Entrevista con Mehmet Atar, conductor del globo.
1. Cuánto tiempo lleva conduciendo globos?
Llevo ocho anos.
2. El viaje en globo es peligroso?
No hay ningún peligro, es mucho más seguro volar en globo que en avión. Las condiciones del clima son lo más importante. Si hay un poco más de viento de lo previsto, no se puede volar. Muchas veces cancelamos el vuelo el mismo día porque no podemos correr el riesgo.
3. Qué tipo de gas utilizan?
Gas propano.
4. Cuántos globos vuelan cada mañana?
40 globos máximo volamos al mismo tiempo. Todos estamos en permanente comunicación.
5. Qué sucede en caso de que se estrellen?
Lo máximo que puede pasar es que los globos se den “besitos”, pero nada más. No es grave.
6. Cuántas compañías de vuelo en globo hay hoy en Capadocia?
Volamos diez en total.
7. Y durante el invierno?
Los globos viajan todos los días en verano y en invierno. Todo depende de las condiciones meteorológicas.
8. Cuántos galones embarcan en la canasta?
Siempre llevamos dos tanques para volar y dos tanques de seguridad.

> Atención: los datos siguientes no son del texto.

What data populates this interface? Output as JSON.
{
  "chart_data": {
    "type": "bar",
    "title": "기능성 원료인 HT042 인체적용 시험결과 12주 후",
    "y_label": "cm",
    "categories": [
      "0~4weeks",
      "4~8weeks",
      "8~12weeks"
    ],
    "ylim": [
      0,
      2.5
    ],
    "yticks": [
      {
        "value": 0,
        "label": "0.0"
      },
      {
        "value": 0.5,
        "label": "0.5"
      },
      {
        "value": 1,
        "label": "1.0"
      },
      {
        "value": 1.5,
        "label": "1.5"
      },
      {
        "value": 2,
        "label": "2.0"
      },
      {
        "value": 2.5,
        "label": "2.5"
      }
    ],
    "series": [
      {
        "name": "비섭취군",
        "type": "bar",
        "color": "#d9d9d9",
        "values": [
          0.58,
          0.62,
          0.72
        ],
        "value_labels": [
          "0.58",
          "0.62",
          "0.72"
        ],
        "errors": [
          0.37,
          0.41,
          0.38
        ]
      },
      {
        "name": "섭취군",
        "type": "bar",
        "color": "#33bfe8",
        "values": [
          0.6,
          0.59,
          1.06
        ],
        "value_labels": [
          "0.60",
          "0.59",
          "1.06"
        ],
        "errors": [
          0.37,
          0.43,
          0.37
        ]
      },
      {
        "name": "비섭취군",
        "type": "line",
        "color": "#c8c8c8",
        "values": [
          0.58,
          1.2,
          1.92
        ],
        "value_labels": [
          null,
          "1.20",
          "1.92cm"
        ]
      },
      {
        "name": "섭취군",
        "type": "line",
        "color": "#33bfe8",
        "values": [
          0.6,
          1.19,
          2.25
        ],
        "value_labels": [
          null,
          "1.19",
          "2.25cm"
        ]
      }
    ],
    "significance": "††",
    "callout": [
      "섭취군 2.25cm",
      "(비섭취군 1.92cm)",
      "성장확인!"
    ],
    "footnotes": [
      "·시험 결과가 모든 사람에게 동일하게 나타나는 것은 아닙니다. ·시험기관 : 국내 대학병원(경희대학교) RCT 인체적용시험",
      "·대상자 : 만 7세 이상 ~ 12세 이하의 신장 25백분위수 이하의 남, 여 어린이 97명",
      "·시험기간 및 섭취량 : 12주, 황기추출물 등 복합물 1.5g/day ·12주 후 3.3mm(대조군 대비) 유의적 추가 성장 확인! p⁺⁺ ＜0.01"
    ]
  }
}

9. Que es lo mas difícil de volar?
El aterrizaje siempre es mas difícil.
Lugares para conocer en Capadocia
- El Museo de Göreme fue nombrado en 1984 Patrimonio Mundial de la Unesco. El museo, al aire, libre contiene 30 edificaciones naturales convertidas en iglesias y catedrales en donde vivieron sacerdotes y monjas. Cada una de estas construcciones contiene frescos originales de los siglos XIX y XI.
-Hoy en día hay 20 ciudades subterráneas abiertas al público en Capadocia. El guía le contará la historia de estas magníficas construcciones y el estilo de vida de las poblaciones que habitaron hace miles de anos atrás.
-Para los deportistas hay múltiples excursiones a caballo, en moto, camionetas o a pie para disfrutar del magnífico paisaje de la región. Se recomienda la caminata por el valle Rosado.
-Por último, no se puede ir de Capadocia sin disfrutar de su maravillosa gastronomía. El restaurante Nazar Borek lo deleitará con las deliciosos platos de la región.